2015 sonrası yargılamalar Kürt Demokratik Siyasetini tanzim etme üzerine kuruldu diyerek açayım. Bunun sonucu ayrıca bir bütün olarak siyasetin, dizaynına, referandumlardan seçimlere kadar rejimin boy ölçüştüğü bütün süreçlerde muhaliflerin zayıf öngörü ve tutumları nedeniyle bu süreci rahatlıkla yürütebildiler. Bugünlerde İstanbul Belediye Başkanı İmamoğlu’na dönük yargı marifeti ile yürütülen bir süreç söz konusu ve haklı olarak CHP başta olmak üzere muhalefet hop oturup hop kalkıyor, doğru da yapıyorlar. Ya peki 4 Kasım 2016’da HDP’nin eş genel başkanları, milletvekilleri zindanlara atılırken dolayısı ile fiili olarak siyaset dışına atılıp tutsak edilirken, belediyelerimize kayyımlar atanıp eş başkanlarımız tutuklanırken malum çevreler direnç gösterebildiler mi? Susma, sustukça sıra sana gelecek mottosunun bir örneği değil mi? Kürt’ün vekilleri, belediyeleri, belediye yönetimleri çok mu değersiz görülüyor? Ne yazık ki “evet” diyeceğim. Rejimin politikalarındaki ayrımcılık giderek genel bir hale dönüşmeye başladı. Bu ceza ile ben de siyasi yasaklı haline getirildim, bu demokratik siyasetin bir kaybı değil midir? Bunları yaşarken ben utanıyorum ama maalesef Türkiye utanması asıl gerekenlerin utanmadığı bir hale büründü.

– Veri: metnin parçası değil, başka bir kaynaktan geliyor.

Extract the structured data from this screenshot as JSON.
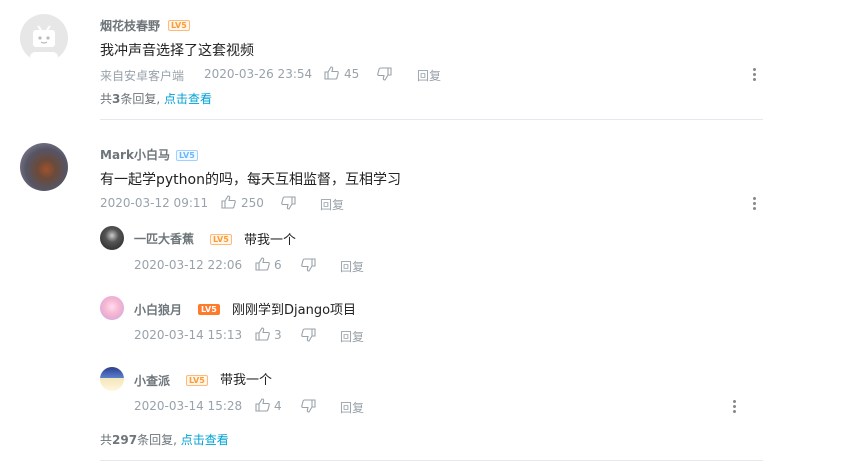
{
  "comments": [
    {
      "username": "烟花枝春野",
      "level": "LV5",
      "text": "我冲声音选择了这套视频",
      "source": "来自安卓客户端",
      "time": "2020-03-26 23:54",
      "likes": "45",
      "reply_label": "回复",
      "summary": {
        "prefix": "共",
        "count": "3",
        "suffix": "条回复,",
        "link": "点击查看"
      }
    },
    {
      "username": "Mark小白马",
      "level": "LV5",
      "text": "有一起学python的吗，每天互相监督，互相学习",
      "time": "2020-03-12 09:11",
      "likes": "250",
      "reply_label": "回复",
      "replies": [
        {
          "username": "一匹大香蕉",
          "level": "LV5",
          "text": "带我一个",
          "time": "2020-03-12 22:06",
          "likes": "6",
          "reply_label": "回复"
        },
        {
          "username": "小白狼月",
          "level": "LV5",
          "text": "刚刚学到Django项目",
          "time": "2020-03-14 15:13",
          "likes": "3",
          "reply_label": "回复"
        },
        {
          "username": "小查派",
          "level": "LV5",
          "text": "带我一个",
          "time": "2020-03-14 15:28",
          "likes": "4",
          "reply_label": "回复"
        }
      ],
      "summary": {
        "prefix": "共",
        "count": "297",
        "suffix": "条回复,",
        "link": "点击查看"
      }
    }
  ],
  "icons": {
    "like": "thumbs-up-icon",
    "dislike": "thumbs-down-icon",
    "more": "more-vertical-icon"
  },
  "colors": {
    "link": "#00a1d6",
    "meta": "#99a2aa",
    "level_orange": "#ff9b32",
    "level_blue": "#6ab7ff"
  }
}
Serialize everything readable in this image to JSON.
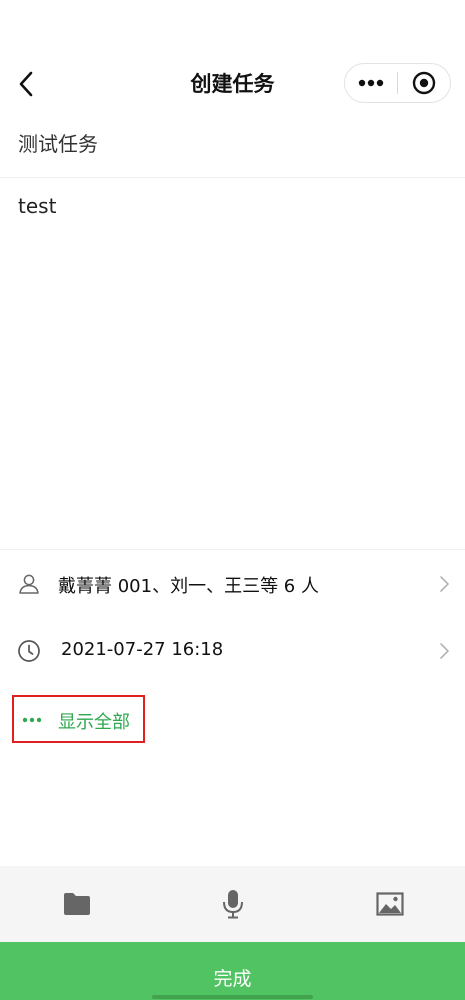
{
  "nav": {
    "title": "创建任务"
  },
  "task": {
    "title": "测试任务",
    "description": "test"
  },
  "members": {
    "text": "戴菁菁 001、刘一、王三等 6 人"
  },
  "deadline": {
    "text": "2021-07-27 16:18"
  },
  "show_all": {
    "label": "显示全部"
  },
  "footer": {
    "done_label": "完成"
  },
  "colors": {
    "accent_green": "#52c362",
    "link_green": "#2fa84f",
    "highlight_red": "#e02020",
    "toolbar_bg": "#f5f5f5",
    "icon_gray": "#666666"
  }
}
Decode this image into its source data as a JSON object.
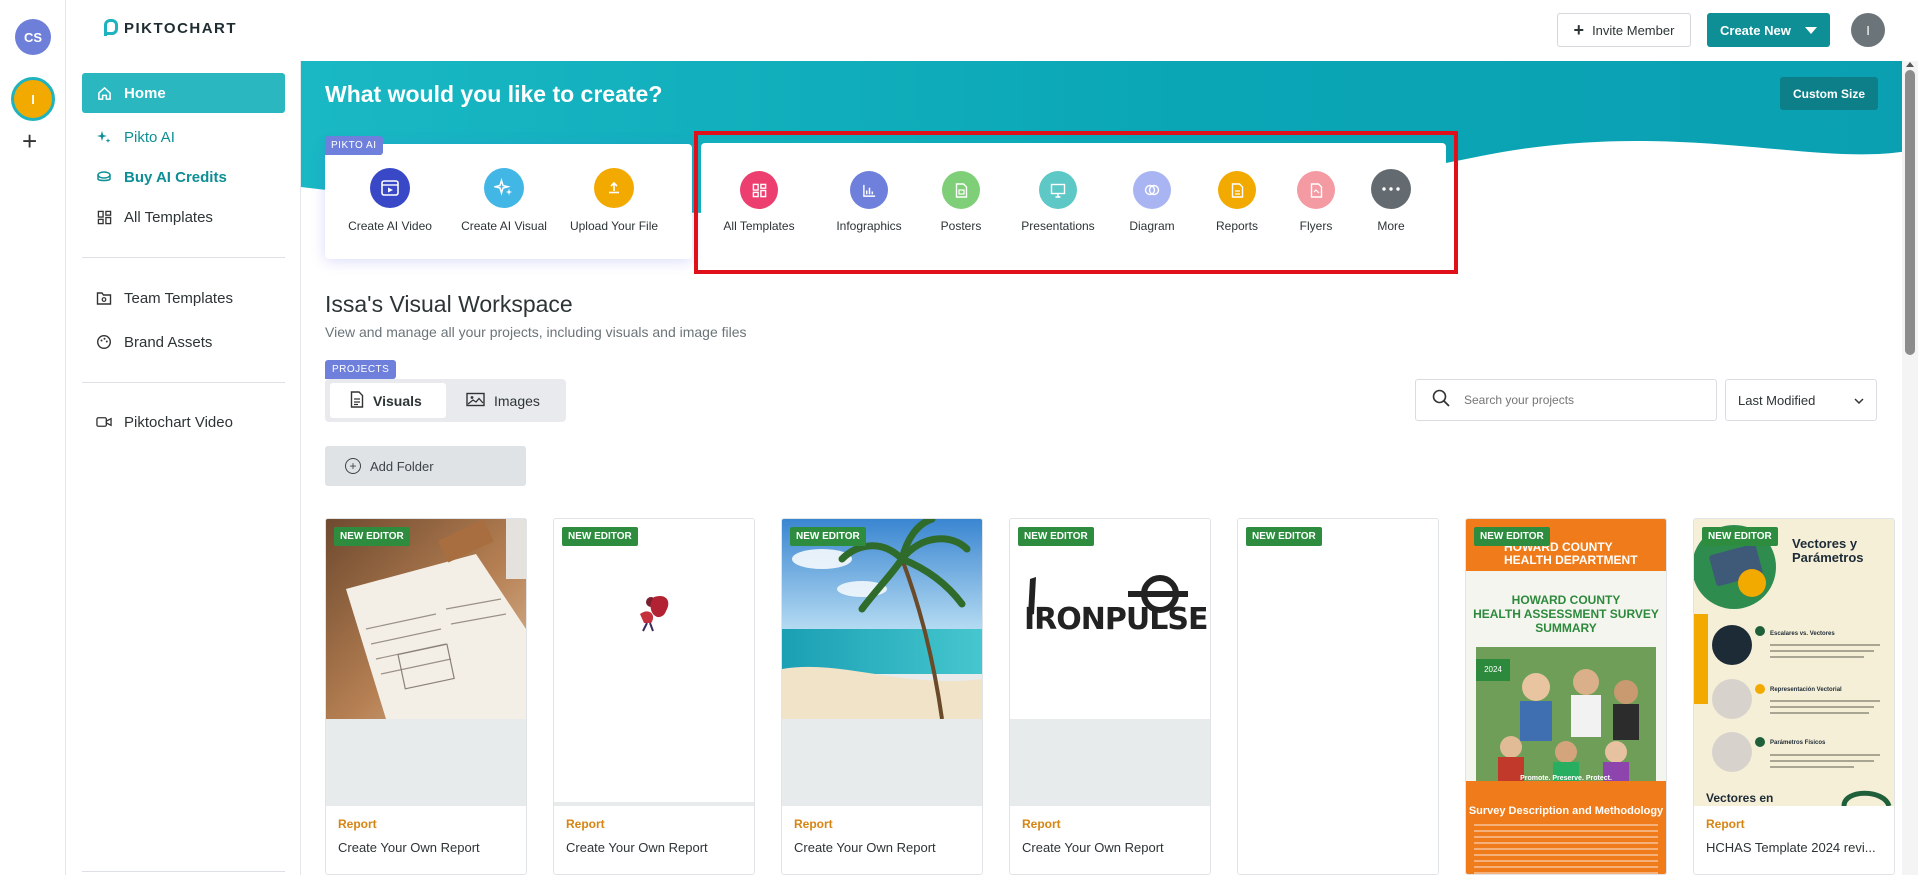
{
  "workspace_rail": {
    "avatar_top": "CS",
    "avatar_active": "I"
  },
  "header": {
    "logo_text": "PIKTOCHART",
    "invite_label": "Invite Member",
    "create_new_label": "Create New",
    "user_initial": "I"
  },
  "sidebar": {
    "home": "Home",
    "pikto_ai": "Pikto AI",
    "buy_credits": "Buy AI Credits",
    "all_templates": "All Templates",
    "team_templates": "Team Templates",
    "brand_assets": "Brand Assets",
    "piktochart_video": "Piktochart Video"
  },
  "hero": {
    "title": "What would you like to create?",
    "custom_size": "Custom Size"
  },
  "pikto_ai": {
    "badge": "PIKTO AI",
    "items": [
      {
        "label": "Create AI Video",
        "color": "#3948c7",
        "icon": "ai-video-icon"
      },
      {
        "label": "Create AI Visual",
        "color": "#42b7e6",
        "icon": "sparkle-icon"
      },
      {
        "label": "Upload Your File",
        "color": "#f2a900",
        "icon": "upload-icon"
      }
    ]
  },
  "templates": {
    "items": [
      {
        "label": "All Templates",
        "color": "#ec3f6f"
      },
      {
        "label": "Infographics",
        "color": "#6e7fdc"
      },
      {
        "label": "Posters",
        "color": "#7fcf78"
      },
      {
        "label": "Presentations",
        "color": "#5ec8c6"
      },
      {
        "label": "Diagram",
        "color": "#a9b4f2"
      },
      {
        "label": "Reports",
        "color": "#f2a900"
      },
      {
        "label": "Flyers",
        "color": "#f49aa3"
      },
      {
        "label": "More",
        "color": "#646b70"
      }
    ]
  },
  "workspace": {
    "title": "Issa's Visual Workspace",
    "subtitle": "View and manage all your projects, including visuals and image files",
    "projects_badge": "PROJECTS",
    "tab_visuals": "Visuals",
    "tab_images": "Images",
    "add_folder": "Add Folder",
    "search_placeholder": "Search your projects",
    "sort_value": "Last Modified"
  },
  "cards": [
    {
      "badge": "NEW EDITOR",
      "type": "Report",
      "title": "Create Your Own Report"
    },
    {
      "badge": "NEW EDITOR",
      "type": "Report",
      "title": "Create Your Own Report"
    },
    {
      "badge": "NEW EDITOR",
      "type": "Report",
      "title": "Create Your Own Report"
    },
    {
      "badge": "NEW EDITOR",
      "type": "Report",
      "title": "Create Your Own Report",
      "thumb_text": "IRONPULSE"
    },
    {
      "badge": "NEW EDITOR",
      "type": "",
      "title": ""
    },
    {
      "badge": "NEW EDITOR",
      "type": "",
      "title": "",
      "thumb_header": "HOWARD COUNTY\nHEALTH DEPARTMENT",
      "thumb_title": "HOWARD COUNTY\nHEALTH ASSESSMENT SURVEY\nSUMMARY",
      "thumb_year": "2024",
      "thumb_tagline": "Promote. Preserve. Protect.",
      "thumb_section": "Survey Description and Methodology"
    },
    {
      "badge": "NEW EDITOR",
      "type": "Report",
      "title": "HCHAS Template 2024 revi...",
      "thumb_title": "Vectores y\nParámetros",
      "thumb_items": [
        "Escalares vs. Vectores",
        "Representación Vectorial",
        "Parámetros Físicos"
      ],
      "thumb_footer": "Vectores en"
    }
  ]
}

Şüphesiz ki vekilliğe devam etseydim bu iftiracılara hacet olmazdı. Vekillikteki tutum ve duruşuma dönük olarak dokunulmazlık sonrasına hazırlık yaparlardı. Artık bu dönemde basketbol deyimi ile “adam adama markaj” tarzı çalışıyor rejim. Kişiliğiniz, yetenekleriniz, zafiyetleriniz, ilişkileriniz, geliştirdikleriniz, kapasiteniz bir bütün olarak markaja alınıp oyun dışı ya da oyun içi oluyorsunuz. Oysa bizler halkın bize verdiği bir görev ve sorumluluk anlayışı ile bu teslimiyetleri üstleniyoruz. Kendimizi halka karşı borçlu ve sorumlu görerek yanlıştan, ayıptan, günahtan uzak duranlarız. En büyük yargıcımız da, hakemimiz de halkımızdır ve kimi nereye koyacağını iyi bilir, hesabımızı da onlara veririz.

Yeni Yargıtay 3. Ceza Dairesi Başkanı Mustafa Kurtaran, ‘artık operasyonel kararlar verilmeyecek’ dedi. Siz bu sözleri nasıl değerlendirirsiniz? Sizce bu değişiklik ne getirecek?

Bu sorunuza divan edebiyatından bir örnekle cevap vereyim.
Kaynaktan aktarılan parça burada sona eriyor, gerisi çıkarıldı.